The World Bank is raising its 2016 forecast for crude oil prices to $43 per barrel from $41 per barrel due to supply outages and robust demand in the second quarter.
Oil prices jumped 37 percent in the second quarter of 2016 due to disruptions to supply, particularly wildfires in Canada and sabotage of oil infrastructure in Nigeria. The revised forecast appears in the World Bank’s latest Commodities Markets Outlook and takes into account a recent softening of demand and the recovery of some disrupted supply.
“We expect slightly higher oil prices for the second half of 2016 as oil market oversupply diminishes,” said John Baffes, Senior Economist and lead author of the Commodities Markets Outlook. “However, inventories remain very large and will take some time to be drawn down.”
Despite the recovery of oil and many other commodity prices in the second quarter of 2016, most commodity indexes tracked by the World Bank are expected to decline this year.
This trend is due to persistently elevated supplies, and in the case of industrial commodities – which include energy, metals, and agricultural raw materials — weak growth prospects in emerging market and developing economies. However, most of the declines are projected to be smaller than expected in the April outlook.
Energy prices, which include oil, natural gas and coal, are due to fall 16.4 percent in 2016, a more gradual decline than the 19.3 percent drop anticipated in April. Non-energy commodities, such as metals and minerals, agriculture, and fertilisers, are expected to ease 3.7 percent this year, a more moderate contraction than the 5.1 percent retrenchment forecast in the previous outlook.
Metals prices are projected to fall 11 percent in the coming year, a sharper decline than the 8.2 percent drop forecast in April, reflecting weak demand prospects and new capacity coming on line. Agriculture prices are forecast to fall less than projected in April as a result of reduced harvests in South America and plateauing demand for biofuels.
Because energy constitutes more than 10 percent of the cost of agricultural production, movements in energy prices have been a major factor in the path of food prices, a special feature of the Commodity Markets Outlook says.
Energy prices fell 45 percent in 2015 and are projected to drop again this year. About one-third of the likely 32 percent drop in prices of grain commodities and soybeans from 2011 through 2016 is due to energy price declines.
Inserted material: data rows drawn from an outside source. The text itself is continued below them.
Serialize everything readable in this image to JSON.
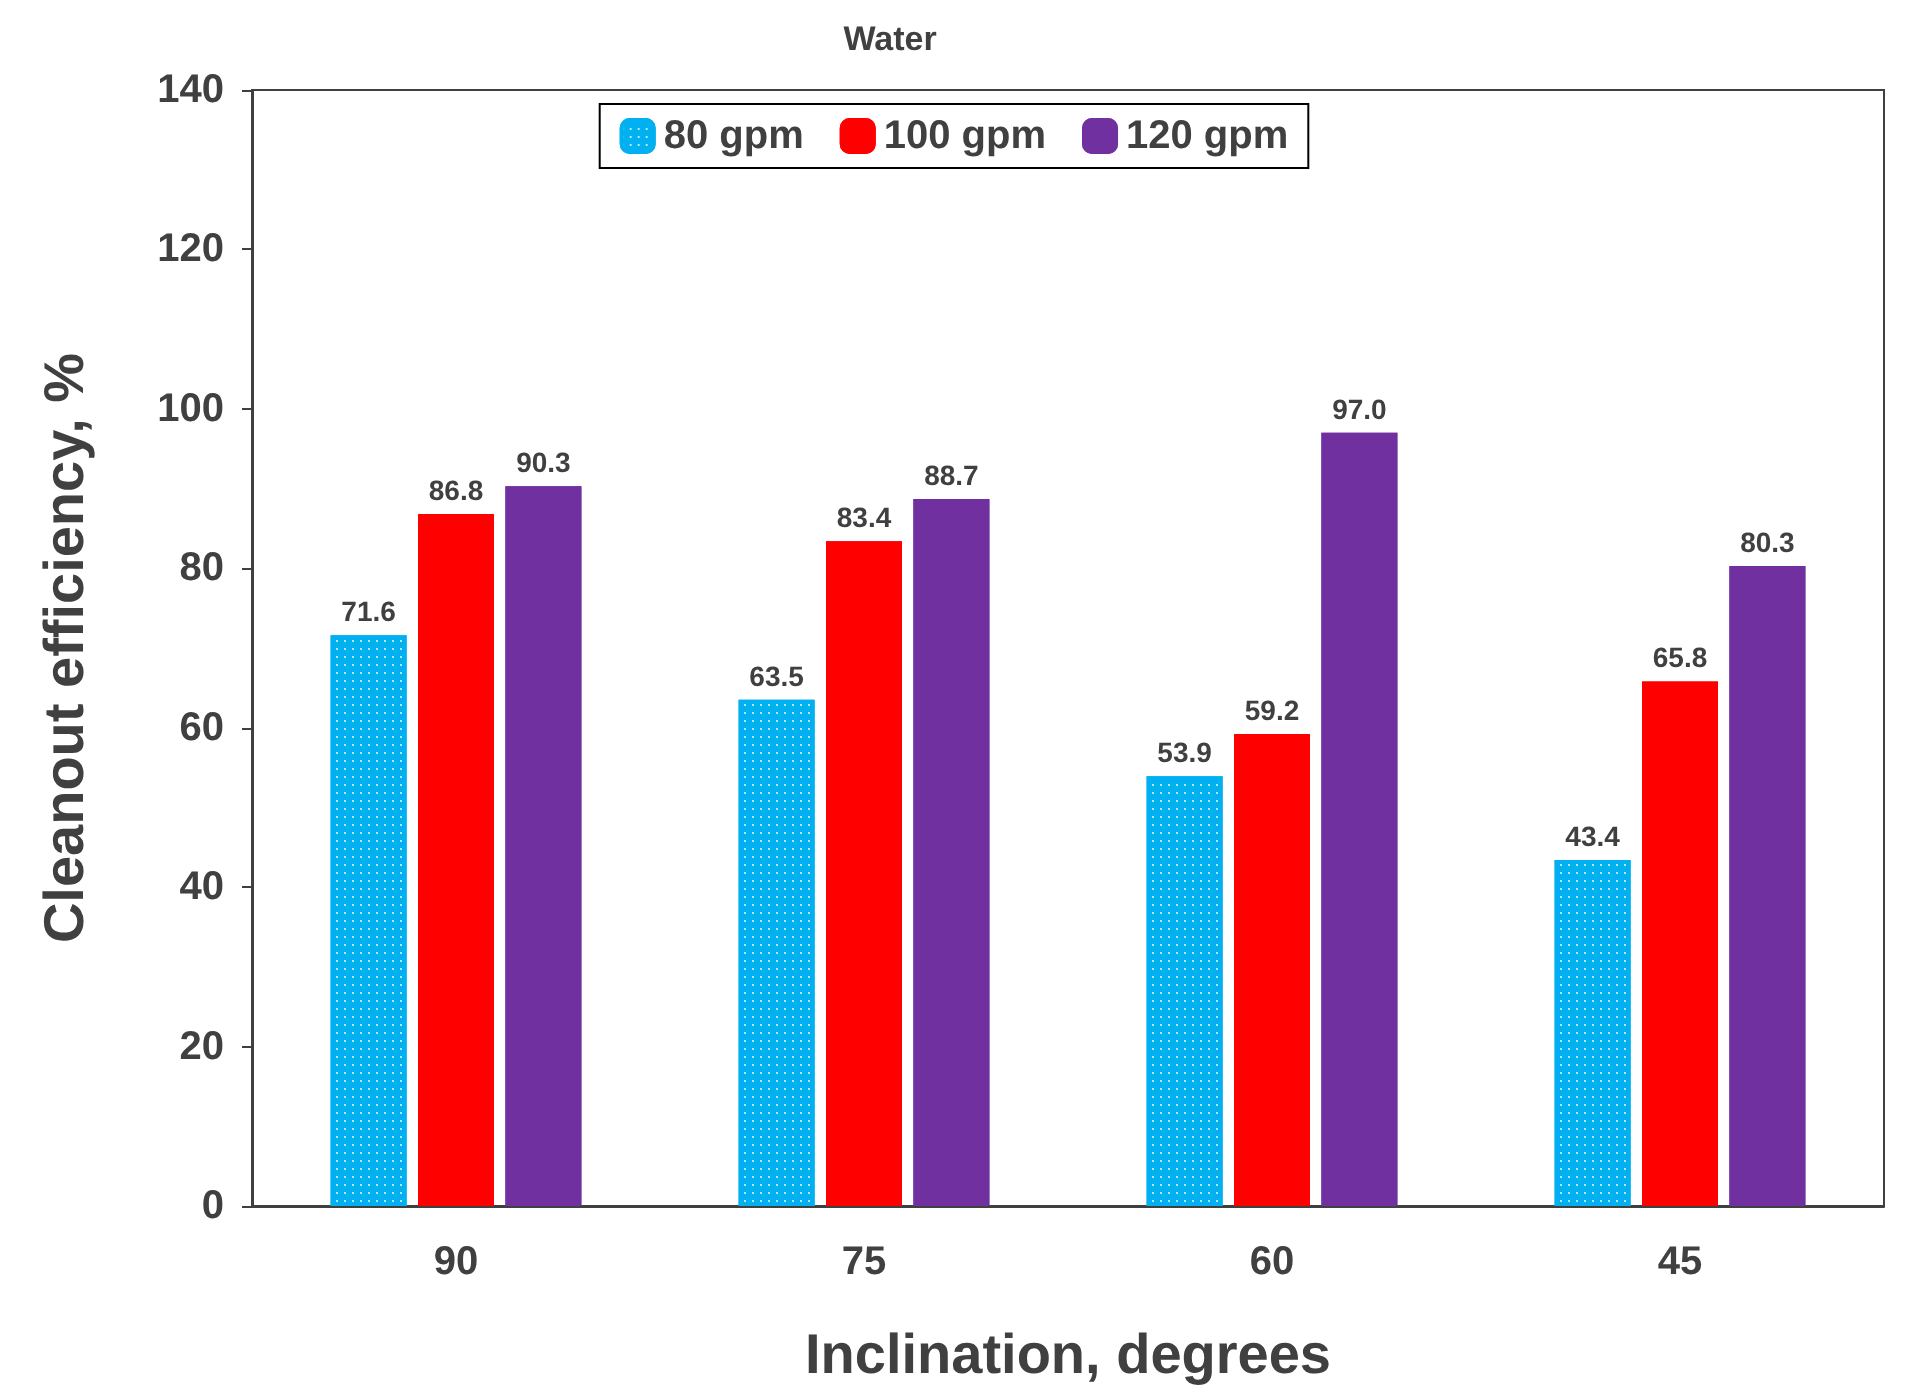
{
  "chart_data": {
    "type": "bar",
    "title": "Water",
    "xlabel": "Inclination, degrees",
    "ylabel": "Cleanout efficiency, %",
    "categories": [
      "90",
      "75",
      "60",
      "45"
    ],
    "series": [
      {
        "name": "80 gpm",
        "color": "#00b0f0",
        "values": [
          71.6,
          63.5,
          53.9,
          43.4
        ],
        "value_labels": [
          "71.6",
          "63.5",
          "53.9",
          "43.4"
        ]
      },
      {
        "name": "100 gpm",
        "color": "#ff0000",
        "values": [
          86.8,
          83.4,
          59.2,
          65.8
        ],
        "value_labels": [
          "86.8",
          "83.4",
          "59.2",
          "65.8"
        ]
      },
      {
        "name": "120 gpm",
        "color": "#7030a0",
        "values": [
          90.3,
          88.7,
          97.0,
          80.3
        ],
        "value_labels": [
          "90.3",
          "88.7",
          "97.0",
          "80.3"
        ]
      }
    ],
    "ylim": [
      0,
      140
    ],
    "yticks": [
      0,
      20,
      40,
      60,
      80,
      100,
      120,
      140
    ],
    "grid": false,
    "legend": "top"
  }
}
Lower energy prices have also eased pressures to produce biofuels as an alternative energy source. Biofuels production has been an important driver of demand growth for food commodities in the past decade.
“Energy exporting emerging and developing economies have struggled to adjust to persistently low prices,” said Ayhan Kose, Director of the World Bank’s Development Prospects Group. “Partly because of the strong linkages between energy prices and agricultural commodities prices, agricultural producers can expect lower prices in an era of depressed energy prices.
Both energy and agricultural commodity exporting countries need to step up economic diversification efforts to bolster resilience to commodity price fluctuations.”